14 Le troisième cercle enfin, celui de la gémellité proprement romaine, montre comment ce
modèle indo-européen fut adapté sur les bords du Tibre : là, le réalisme ambiant a fait
tomber dans l’histoire des origines de Rome un schéma que d’autres traditions indo-
européennes appliquent souvent (mais pas exclusivement) à des dieux. De plus, les rôles
se sont inversés et c’est Romulus (le jumeau au cheval) qui survit à Rémus (le jumeau au
bœuf).
15 Une précision encore. La gémellité on l’a dit, surprend invariablement le milieu où elle
apparaît.
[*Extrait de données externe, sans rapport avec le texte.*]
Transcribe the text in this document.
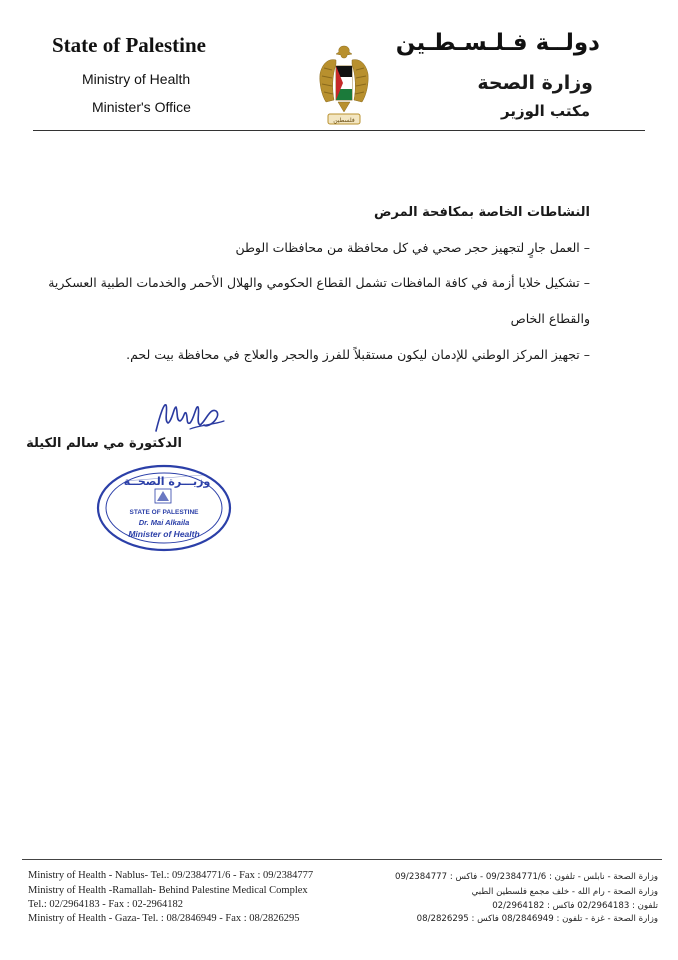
State of Palestine
Ministry of Health
Minister's Office
فلسطين
دولــة فـلـسـطـين
وزارة الصحة
مكتب الوزير
النشاطات الخاصة بمكافحة المرض
– العمل جارٍ لتجهيز حجر صحي في كل محافظة من محافظات الوطن
– تشكيل خلايا أزمة في كافة المافظات تشمل القطاع الحكومي والهلال الأحمر والخدمات الطبية العسكرية
والقطاع الخاص
– تجهيز المركز الوطني للإدمان ليكون مستقبلاً للفرز والحجر والعلاج في محافظة بيت لحم.
الدكتورة مي سالم الكيلة
وزيـــرة الصحــة
STATE OF PALESTINE
Dr. Mai Alkaila
Minister of Health
Ministry of Health - Nablus- Tel.: 09/2384771/6 - Fax : 09/2384777
Ministry of Health -Ramallah- Behind Palestine Medical Complex
Tel.: 02/2964183 - Fax : 02-2964182
Ministry of Health - Gaza- Tel. : 08/2846949 - Fax : 08/2826295
وزارة الصحة - نابلس - تلفون : 09/2384771/6 - فاكس : 09/2384777
وزارة الصحة - رام الله - خلف مجمع فلسطين الطبي
تلفون : 02/2964183 فاكس : 02/2964182
وزارة الصحة - غزة - تلفون : 08/2846949 فاكس : 08/2826295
Ce signe d’exception contribue aussi à distinguer du commun des mortels des
êtres promis à un grand avenir : ancêtre d’une nation, fondateur de cité ou promoteur
d'une technique spécifique. À ce titre, il s’intègre parfaitement dans ce qu’on appelle
communément la geste du héros. Et ce sont justement les attaches qui lient la gémellité
légendaire, mythique ou cultu(r)elle aux mythes de fondation et, par delà ceux-ci, aux
sphères du pouvoir dont nous nous préoccuperons maintenant.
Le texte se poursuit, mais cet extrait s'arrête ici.